Chi-square test for independence

This test evaluates whether a significant association exists between two categorical variables.

• Null hypothesis ($H_0$): No association between the two categorical variables (they are independent)
• Alternative hypothesis ($H_a$): An association exists between the two categorical variables (they are not independent)

Conducting the test involves these steps:

1. Build a contingency table with observed frequencies for each combination of the two categorical variables.
2. Calculate expected frequencies for each cell, assuming no association between the variables:

$\text{Expected frequency} = \frac{\text{row total} \times \text{column total}}{\text{grand total}}$

1. Calculate the chi-square test statistic:

$\chi^2 = \sum \frac{(O - E)^2}{E}$

where $O$ = observed frequency and $E$ = expected frequency for each cell.

1. Find the degrees of freedom:

$df = (r - 1)(c - 1)$

where $r$ = number of rows and $c$ = number of columns.

1. Compare the calculated $\chi^2$ value to the critical value from the chi-square distribution table at your chosen significance level ($\alpha$, typically 0.05). Alternatively, compare the p-value directly to $\alpha$.
2. Make your decision: If the calculated $\chi^2$ exceeds the critical value (or if $p < \alpha$), reject $H_0$ and conclude that a significant association exists.

This test is a form of contingency analysis, which broadly refers to examining relationships between categorical variables arranged in a table.

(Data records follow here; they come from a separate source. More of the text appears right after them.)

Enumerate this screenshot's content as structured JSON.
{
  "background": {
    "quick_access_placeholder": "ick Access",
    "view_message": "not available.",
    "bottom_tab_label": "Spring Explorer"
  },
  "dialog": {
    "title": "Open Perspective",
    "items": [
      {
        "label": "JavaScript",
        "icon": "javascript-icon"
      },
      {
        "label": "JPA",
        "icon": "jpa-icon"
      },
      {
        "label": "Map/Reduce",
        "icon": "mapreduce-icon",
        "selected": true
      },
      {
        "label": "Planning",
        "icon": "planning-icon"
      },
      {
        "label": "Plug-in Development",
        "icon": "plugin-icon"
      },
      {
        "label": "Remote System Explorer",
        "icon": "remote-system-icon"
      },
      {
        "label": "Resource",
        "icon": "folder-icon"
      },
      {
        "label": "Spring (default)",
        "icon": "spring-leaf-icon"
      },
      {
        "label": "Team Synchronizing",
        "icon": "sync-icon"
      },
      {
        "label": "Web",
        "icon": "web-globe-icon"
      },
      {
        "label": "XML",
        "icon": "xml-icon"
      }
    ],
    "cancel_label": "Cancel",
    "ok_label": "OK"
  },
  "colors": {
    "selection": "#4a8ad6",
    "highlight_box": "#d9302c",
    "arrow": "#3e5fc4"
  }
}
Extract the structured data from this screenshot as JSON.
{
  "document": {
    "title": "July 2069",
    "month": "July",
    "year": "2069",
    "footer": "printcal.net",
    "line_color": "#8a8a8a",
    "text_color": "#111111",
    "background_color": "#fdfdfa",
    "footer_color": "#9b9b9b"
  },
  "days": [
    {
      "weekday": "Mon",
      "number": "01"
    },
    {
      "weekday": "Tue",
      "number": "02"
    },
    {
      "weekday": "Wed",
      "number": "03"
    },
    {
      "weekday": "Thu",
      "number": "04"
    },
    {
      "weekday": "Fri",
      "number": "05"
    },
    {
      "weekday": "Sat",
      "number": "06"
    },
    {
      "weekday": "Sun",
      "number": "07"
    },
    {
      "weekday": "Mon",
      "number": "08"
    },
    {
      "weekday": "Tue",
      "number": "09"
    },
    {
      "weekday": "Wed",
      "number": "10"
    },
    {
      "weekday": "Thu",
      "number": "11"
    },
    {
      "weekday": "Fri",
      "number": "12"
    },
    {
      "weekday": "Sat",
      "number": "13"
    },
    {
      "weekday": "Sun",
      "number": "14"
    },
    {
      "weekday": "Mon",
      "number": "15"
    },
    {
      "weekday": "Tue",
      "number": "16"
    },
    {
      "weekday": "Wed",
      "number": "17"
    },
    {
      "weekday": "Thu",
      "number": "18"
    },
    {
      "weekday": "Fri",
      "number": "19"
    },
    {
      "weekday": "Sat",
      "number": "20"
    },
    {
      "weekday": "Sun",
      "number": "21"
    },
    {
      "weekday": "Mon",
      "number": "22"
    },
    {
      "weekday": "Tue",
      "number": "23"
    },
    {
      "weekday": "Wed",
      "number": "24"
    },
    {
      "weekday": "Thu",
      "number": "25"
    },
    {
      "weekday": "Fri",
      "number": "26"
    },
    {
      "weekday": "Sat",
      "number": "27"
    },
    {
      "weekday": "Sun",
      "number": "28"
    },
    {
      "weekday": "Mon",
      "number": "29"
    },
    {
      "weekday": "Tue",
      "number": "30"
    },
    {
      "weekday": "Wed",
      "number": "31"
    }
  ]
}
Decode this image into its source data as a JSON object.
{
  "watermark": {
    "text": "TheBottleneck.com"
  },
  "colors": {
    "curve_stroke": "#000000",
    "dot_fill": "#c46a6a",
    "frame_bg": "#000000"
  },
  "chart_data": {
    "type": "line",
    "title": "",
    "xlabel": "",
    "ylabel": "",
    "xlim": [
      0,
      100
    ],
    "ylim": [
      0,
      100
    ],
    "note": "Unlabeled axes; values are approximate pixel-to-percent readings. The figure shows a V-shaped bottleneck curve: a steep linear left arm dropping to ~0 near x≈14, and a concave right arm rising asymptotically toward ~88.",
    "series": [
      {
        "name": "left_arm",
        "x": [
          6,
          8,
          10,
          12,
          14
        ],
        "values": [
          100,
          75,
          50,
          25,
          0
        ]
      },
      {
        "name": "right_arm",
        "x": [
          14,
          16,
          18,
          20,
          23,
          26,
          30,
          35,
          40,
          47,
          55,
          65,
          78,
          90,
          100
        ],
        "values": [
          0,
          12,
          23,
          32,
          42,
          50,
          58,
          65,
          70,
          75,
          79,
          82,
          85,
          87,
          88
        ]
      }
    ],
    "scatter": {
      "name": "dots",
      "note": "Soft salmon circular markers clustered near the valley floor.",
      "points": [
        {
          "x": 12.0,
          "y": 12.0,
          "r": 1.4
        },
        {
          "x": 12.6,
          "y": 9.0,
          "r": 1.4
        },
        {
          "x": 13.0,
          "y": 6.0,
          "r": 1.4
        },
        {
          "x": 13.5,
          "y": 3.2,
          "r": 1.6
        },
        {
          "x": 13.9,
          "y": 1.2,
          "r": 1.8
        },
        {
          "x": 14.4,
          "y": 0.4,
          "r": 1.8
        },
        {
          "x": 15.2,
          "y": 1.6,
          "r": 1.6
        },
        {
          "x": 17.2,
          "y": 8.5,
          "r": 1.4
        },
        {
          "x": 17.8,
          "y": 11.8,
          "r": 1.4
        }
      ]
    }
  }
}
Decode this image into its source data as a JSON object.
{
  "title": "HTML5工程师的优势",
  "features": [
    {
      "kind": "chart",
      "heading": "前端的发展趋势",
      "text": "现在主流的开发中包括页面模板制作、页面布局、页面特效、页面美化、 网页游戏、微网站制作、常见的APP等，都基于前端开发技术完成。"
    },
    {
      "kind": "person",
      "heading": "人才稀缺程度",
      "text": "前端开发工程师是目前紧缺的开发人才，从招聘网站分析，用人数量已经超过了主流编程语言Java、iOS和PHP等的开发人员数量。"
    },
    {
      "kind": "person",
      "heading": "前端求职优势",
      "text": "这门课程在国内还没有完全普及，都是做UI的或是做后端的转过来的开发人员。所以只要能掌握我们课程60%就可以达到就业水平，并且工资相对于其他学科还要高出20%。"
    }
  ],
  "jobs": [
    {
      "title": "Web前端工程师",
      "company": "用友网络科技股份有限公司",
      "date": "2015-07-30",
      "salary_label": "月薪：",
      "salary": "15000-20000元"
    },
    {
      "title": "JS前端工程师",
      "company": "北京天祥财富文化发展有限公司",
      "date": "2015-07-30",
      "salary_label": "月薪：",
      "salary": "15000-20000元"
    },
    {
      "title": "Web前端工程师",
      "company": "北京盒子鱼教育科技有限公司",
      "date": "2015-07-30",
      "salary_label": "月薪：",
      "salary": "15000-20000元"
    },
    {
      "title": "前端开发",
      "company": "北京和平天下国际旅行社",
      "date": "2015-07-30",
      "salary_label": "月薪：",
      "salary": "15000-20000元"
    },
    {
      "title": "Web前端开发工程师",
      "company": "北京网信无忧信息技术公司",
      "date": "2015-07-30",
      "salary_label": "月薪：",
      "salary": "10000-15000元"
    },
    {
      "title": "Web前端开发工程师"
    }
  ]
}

Interpretation of chi-square results

The p-value is the probability of getting a chi-square statistic as extreme as (or more extreme than) the one you calculated, assuming $H_0$ is true.

• A small p-value (typically < 0.05) provides strong evidence against $H_0$, suggesting the two variables are associated. For instance, you might find a significant association between gender and preference for a particular product.
• A large p-value (≥ 0.05) means you don't have enough evidence to reject $H_0$. The data are consistent with the variables being independent. For example, a study might find no significant association between age group and political affiliation.

Degrees of freedom ($df$) reflect the size of your contingency table. A 2×2 table has $df = 1$; a 3×4 table has $df = 6$. The $df$ value determines which chi-square distribution you use to find your critical value. Higher $df$ means a larger table and a potentially more complex relationship to evaluate.

Limitations of chi-square tests

Assumptions you need to meet:

• Random sampling: Data should come from a random sample of the population of interest.
• Independence of observations: Each observation must be independent of the others (no repeated measures on the same subject).
• Minimum expected frequency: Every cell in the contingency table should have an expected frequency of at least 5. If this is violated, you can combine categories (e.g., merge similar age groups) or use an alternative test like Fisher's exact test.

Key limitations to keep in mind:

• The test only tells you whether an association exists. It does not tell you how strong or in what direction the relationship goes. To measure strength, use something like Cramér's V or the phi coefficient.
• The test is sensitive to sample size. With very large samples, even trivially small associations can come back as statistically significant, so always consider practical significance alongside statistical significance.
• The test does not account for confounding variables that might be driving the apparent relationship. More advanced methods like logistic regression can help control for confounders.
• As a nonparametric test, it does not assume the data follow any particular distribution (like the normal distribution), which makes it flexible but also limited in what it can tell you.

Statistical Inference and Goodness of Fit

Chi-square tests fall under the broader umbrella of statistical inference, where you use sample data to draw conclusions about a population. The test of independence is closely related to the chi-square goodness-of-fit test, but they answer different questions. The goodness-of-fit test compares observed frequencies to expected frequencies for a single categorical variable, while the test of independence examines the relationship between two categorical variables.